ORDER ON PETITIONER’S MOTION TO CONFIRM ARBITRATION AWARD AND ORDER ON RESPONDENT’S MOTION TO VACATE ARBITRATION AWARD

(Doc. Nos. 1, 7, 30, 34)

ANTHONY W. ISHII, Chief Judge.

This case stems from a Licensing Agreement (“the Agreement”) between Petitioner Kim-Cl, LLC (“Kim”) and Respondent Valent Biosciences Corp. (“Valent”). 1 In 2010, the parties attended an arbitration. Kim seeks to have the arbitration award confirmed under 9 U.S.C. § 9, that is, the Federal Arbitration Act (“FAA”). Valent seeks to vacate the arbitration award. For the reasons that follow, the Court will deny Valent’s motion and confirm the arbitration award.

GENERAL BACKGROUND

From the submissions of the parties, in July 1999, Kim and Valent entered into the Agreement in order for Kim to provide Valent a license to market, sell, and promote for use on specified crops an agriculture chemical known as CPPU. See Respondent’s Exs. 1.4, 1.7. As one of the Agreement’s recitals states:

WHEREAS, the Parties wish to enter into a licensing, development and supply arrangement, upon terms and conditions to be defined below, respecting the [Kim] technology and Products, whereby *1261 [Valent] shall have the exclusive right to use, market, promote, and sell certain products containing the [Kim] technology for use on Grapes, as defined below, in the Territory, defined below, and upon the terms contained therein.

Id. at 1.4. The Agreement identifies the territory to which the license applies as the United States.
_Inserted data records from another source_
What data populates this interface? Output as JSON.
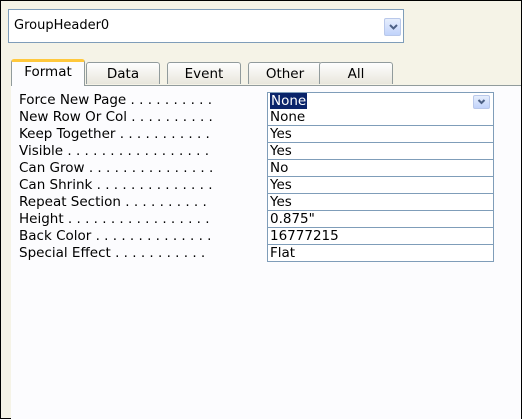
{
  "object_selector": {
    "value": "GroupHeader0"
  },
  "tabs": [
    {
      "label": "Format",
      "active": true
    },
    {
      "label": "Data",
      "active": false
    },
    {
      "label": "Event",
      "active": false
    },
    {
      "label": "Other",
      "active": false
    },
    {
      "label": "All",
      "active": false
    }
  ],
  "properties": [
    {
      "label": "Force New Page . . . . . . . . . .",
      "value": "None"
    },
    {
      "label": "New Row Or Col . . . . . . . . . .",
      "value": "None"
    },
    {
      "label": "Keep Together . . . . . . . . . . .",
      "value": "Yes"
    },
    {
      "label": "Visible . . . . . . . . . . . . . . . . .",
      "value": "Yes"
    },
    {
      "label": "Can Grow . . . . . . . . . . . . . . .",
      "value": "No"
    },
    {
      "label": "Can Shrink . . . . . . . . . . . . . .",
      "value": "Yes"
    },
    {
      "label": "Repeat Section . . . . . . . . . .",
      "value": "Yes"
    },
    {
      "label": "Height . . . . . . . . . . . . . . . . .",
      "value": "0.875\""
    },
    {
      "label": "Back Color . . . . . . . . . . . . . .",
      "value": "16777215"
    },
    {
      "label": "Special Effect . . . . . . . . . . .",
      "value": "Flat"
    }
  ],
  "icons": {
    "combo_button": "chevron-down-icon",
    "row_dropdown": "chevron-down-icon"
  },
  "colors": {
    "active_tab_accent": "#ffc83c",
    "selection": "#0a246a",
    "field_border": "#7f9db9"
  }
}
See id. at 1.6, 1.7. As indicated in the quoted recital, the crop for which Valent is to sell CPPU is identified as grapes (kiwis appear to have been added through a later addendum). See id. at 1.4,1.5,1.7,1.42. Section 2.2 of the Agreement, which is entitled “[Valent] Exclusivity,” establishes five conditions that Valent must meet in order “to maintain its exclusive right and license” to sell CPPU. See id. at 1.7, 1.8. Section 2.2(c) sets one of the requirements as the purchase of a specified minimum quantity of CPPU. See id. Of particular note, the end of § 2.2 provides: “If [Valent] fails to meet the above conditions in the Territory, [Va-lent’s] exclusive right to sell Products in the Territory shall be deemed non-exclusive ....” Id. at 1.8.

In 2008, the parties had an arbitration with arbitrator Michael Roberts. The arbitrator found for Kim on 6 of 9 issues and declared Kim to be the prevailing party. See Respondent’s Ex. 6.11.
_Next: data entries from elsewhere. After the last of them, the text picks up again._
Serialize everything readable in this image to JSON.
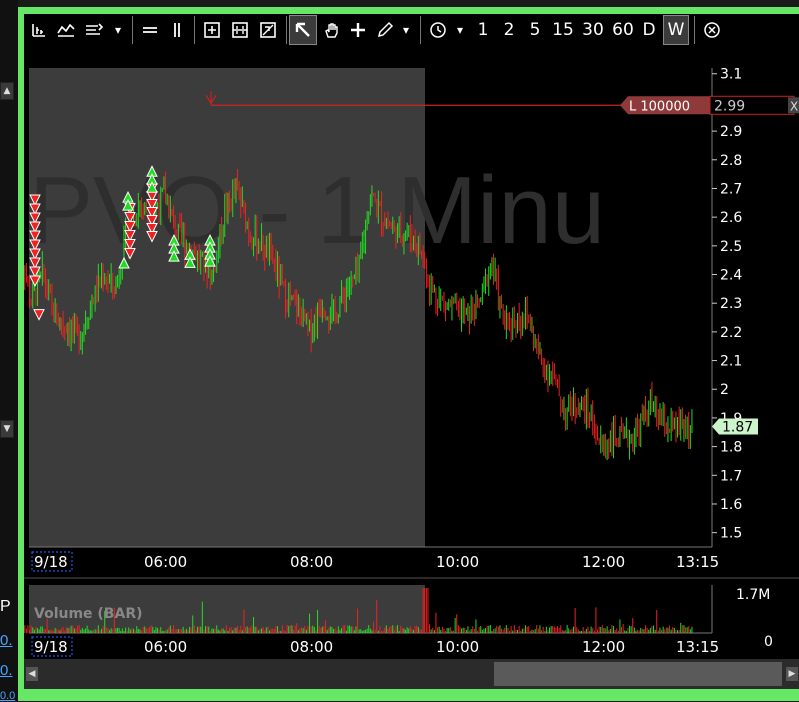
{
  "left_strip": {
    "up_arrow": "▲",
    "down_arrow": "▼",
    "label": "P",
    "links": [
      "0.",
      "0.",
      "0.0"
    ]
  },
  "toolbar": {
    "intervals": [
      "1",
      "2",
      "5",
      "15",
      "30",
      "60",
      "D",
      "W"
    ],
    "dropdown": "▾"
  },
  "chart": {
    "watermark": "PVO - 1 Minu",
    "order_line_label": "L 100000",
    "order_line_close": "X",
    "last_price_label": "1.87",
    "volume_label": "Volume (BAR)",
    "volume_max_label": "1.7M",
    "volume_min_label": "0",
    "colors": {
      "up": "#22dd22",
      "down": "#ee2222",
      "premarket_bg": "#3c3c3c",
      "order_line": "#cc2222",
      "last_price_bg": "#ccf5cc"
    }
  },
  "chart_data": {
    "type": "candlestick",
    "y_ticks": [
      "3.1",
      "3",
      "2.9",
      "2.8",
      "2.7",
      "2.6",
      "2.5",
      "2.4",
      "2.3",
      "2.2",
      "2.1",
      "2",
      "1.9",
      "1.8",
      "1.7",
      "1.6",
      "1.5"
    ],
    "x_ticks": [
      "9/18",
      "06:00",
      "08:00",
      "10:00",
      "12:00",
      "13:15"
    ],
    "ylim": [
      1.45,
      3.12
    ],
    "order_line_price": 2.99,
    "last_price": 1.87,
    "price_path": [
      {
        "t": "04:00",
        "p": 2.55
      },
      {
        "t": "04:10",
        "p": 2.3
      },
      {
        "t": "04:20",
        "p": 2.4
      },
      {
        "t": "04:30",
        "p": 2.25
      },
      {
        "t": "04:40",
        "p": 2.22
      },
      {
        "t": "04:50",
        "p": 2.18
      },
      {
        "t": "05:00",
        "p": 2.3
      },
      {
        "t": "05:10",
        "p": 2.4
      },
      {
        "t": "05:20",
        "p": 2.35
      },
      {
        "t": "05:30",
        "p": 2.55
      },
      {
        "t": "05:40",
        "p": 2.65
      },
      {
        "t": "05:50",
        "p": 2.6
      },
      {
        "t": "06:00",
        "p": 2.68
      },
      {
        "t": "06:10",
        "p": 2.55
      },
      {
        "t": "06:20",
        "p": 2.5
      },
      {
        "t": "06:30",
        "p": 2.45
      },
      {
        "t": "06:40",
        "p": 2.4
      },
      {
        "t": "06:50",
        "p": 2.62
      },
      {
        "t": "07:00",
        "p": 2.7
      },
      {
        "t": "07:10",
        "p": 2.55
      },
      {
        "t": "07:20",
        "p": 2.5
      },
      {
        "t": "07:30",
        "p": 2.45
      },
      {
        "t": "07:40",
        "p": 2.32
      },
      {
        "t": "07:50",
        "p": 2.28
      },
      {
        "t": "08:00",
        "p": 2.2
      },
      {
        "t": "08:10",
        "p": 2.3
      },
      {
        "t": "08:20",
        "p": 2.25
      },
      {
        "t": "08:30",
        "p": 2.35
      },
      {
        "t": "08:40",
        "p": 2.4
      },
      {
        "t": "08:50",
        "p": 2.68
      },
      {
        "t": "09:00",
        "p": 2.6
      },
      {
        "t": "09:10",
        "p": 2.55
      },
      {
        "t": "09:20",
        "p": 2.55
      },
      {
        "t": "09:30",
        "p": 2.5
      },
      {
        "t": "09:40",
        "p": 2.35
      },
      {
        "t": "09:50",
        "p": 2.3
      },
      {
        "t": "10:00",
        "p": 2.28
      },
      {
        "t": "10:10",
        "p": 2.25
      },
      {
        "t": "10:20",
        "p": 2.3
      },
      {
        "t": "10:30",
        "p": 2.45
      },
      {
        "t": "10:40",
        "p": 2.22
      },
      {
        "t": "10:50",
        "p": 2.25
      },
      {
        "t": "11:00",
        "p": 2.25
      },
      {
        "t": "11:10",
        "p": 2.1
      },
      {
        "t": "11:20",
        "p": 2.05
      },
      {
        "t": "11:30",
        "p": 1.92
      },
      {
        "t": "11:40",
        "p": 1.95
      },
      {
        "t": "11:50",
        "p": 1.92
      },
      {
        "t": "12:00",
        "p": 1.8
      },
      {
        "t": "12:10",
        "p": 1.83
      },
      {
        "t": "12:20",
        "p": 1.82
      },
      {
        "t": "12:30",
        "p": 1.85
      },
      {
        "t": "12:40",
        "p": 1.95
      },
      {
        "t": "12:50",
        "p": 1.88
      },
      {
        "t": "13:00",
        "p": 1.86
      },
      {
        "t": "13:10",
        "p": 1.87
      },
      {
        "t": "13:15",
        "p": 1.87
      }
    ]
  }
}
In 2010, the parties had a second arbitration, again with arbitrator Michael Roberts. On March 30, 2010, the arbitrator issued a final award. The arbitrator found in favor of Kim on 5 of 6 issues and declared Kim to be the prevailing party. See Respondent’s Ex. A at pp. 6-8.
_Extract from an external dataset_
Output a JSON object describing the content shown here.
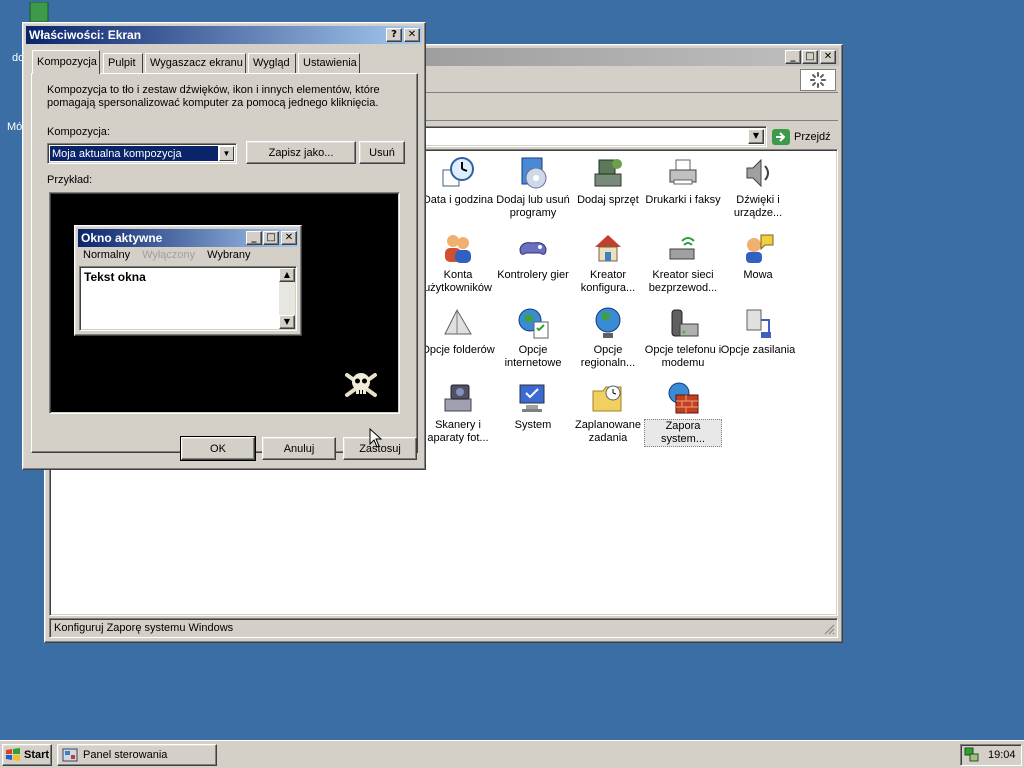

On March 31, 2010, Kim filed a petition to confirm the 2010 arbitration award. On June 28, 2010, Valent filed a motion to vacate the 2010 award.

I MOTION TO VACATE

A. Review Under Federal Law or Illinois Law

Petitioner’s Position

In the Petition to Confirm Arbitration, Kim requests that the Court confirm the arbitration award pursuant to 9 U.S.C. § 9. See Court’s Docket Doc. No. 30. In the opposition to Valent’s motion to vacate, Kim argues that the award should not be vacated under either the FAA or Illinois law. See Court’s Docket Doc. No. 40 at pp. 6, 10-13. In the sur-reply, Kim argues that Illinois law applies due to the Agreement’s choice of law provision. See Court’s Docket Doc. No. 46 at pp. 2 (citing § 21.3 of the Agreement), 11-12.

Respondent’s Position

Valent argues that there is no material distinction in the standard of review between the Illinois arbitration act and the FAA, and relies on both federal and Illinois case law to argue for vacatur. Valent also argues that the parties agreed that Illinois law applied to the Agreement and that Illinois state courts would have exclusive jurisdiction. Because the parties chose Illinois law to govern the contract, the Illinois arbitration act applies. Also, Kim sought, and continues to seek here, statutory interest as provided by Illinois law.

Legal Standard

“When an agreement falls within the purview of the FAA, there is a strong default presumption ... that the FAA, not state law, supplies the rules for arbitration.” Johnson v. Gruma Corp., 614 F.3d 1062, 1066 (9th Cir.2010); Fidelity Fed. Bank, FSB v. Durga Ma Corp., 386 F.3d 1306, 1311 (9th Cir.2004); Sovak v. Chugai Pharm. Co., 280 F.3d 1266, 1269 (9th Cir. 2002). “To overcome that presumption, parties to an arbitration agreement must *1262 evidence a ‘clear intent’ to incorporate state law rules for arbitration.” Johnson, 614 F.3d at 1066; Fidelity, 386 F.3d at 1311; Sovak, 280 F.3d at 1269. “A general choice-of-law clause within an arbitration provision does not trump the presumption that the FAA supplies the rules for arbitration.” Johnson, 614 F.3d at 1066; Sovak, 280 F.3d at 1270. A general choice of law clause will be interpreted as electing state substantive law and FAA procedural law. See Fidelity, 386 F.3d at 1312; Sovak, 280 F.3d at 1270. “[W]here the FAA’s rules control arbitration proceedings, a reviewing court must also apply the FAA standard for vacatur.” Johnson, 614 F.3d at 1067; see Fidelity, 386 F.3d at 1312. Where “state arbitration rules control arbitration proceedings, [courts] must apply the state vacatur standard.” Johnson, 614 F.3d at 1067.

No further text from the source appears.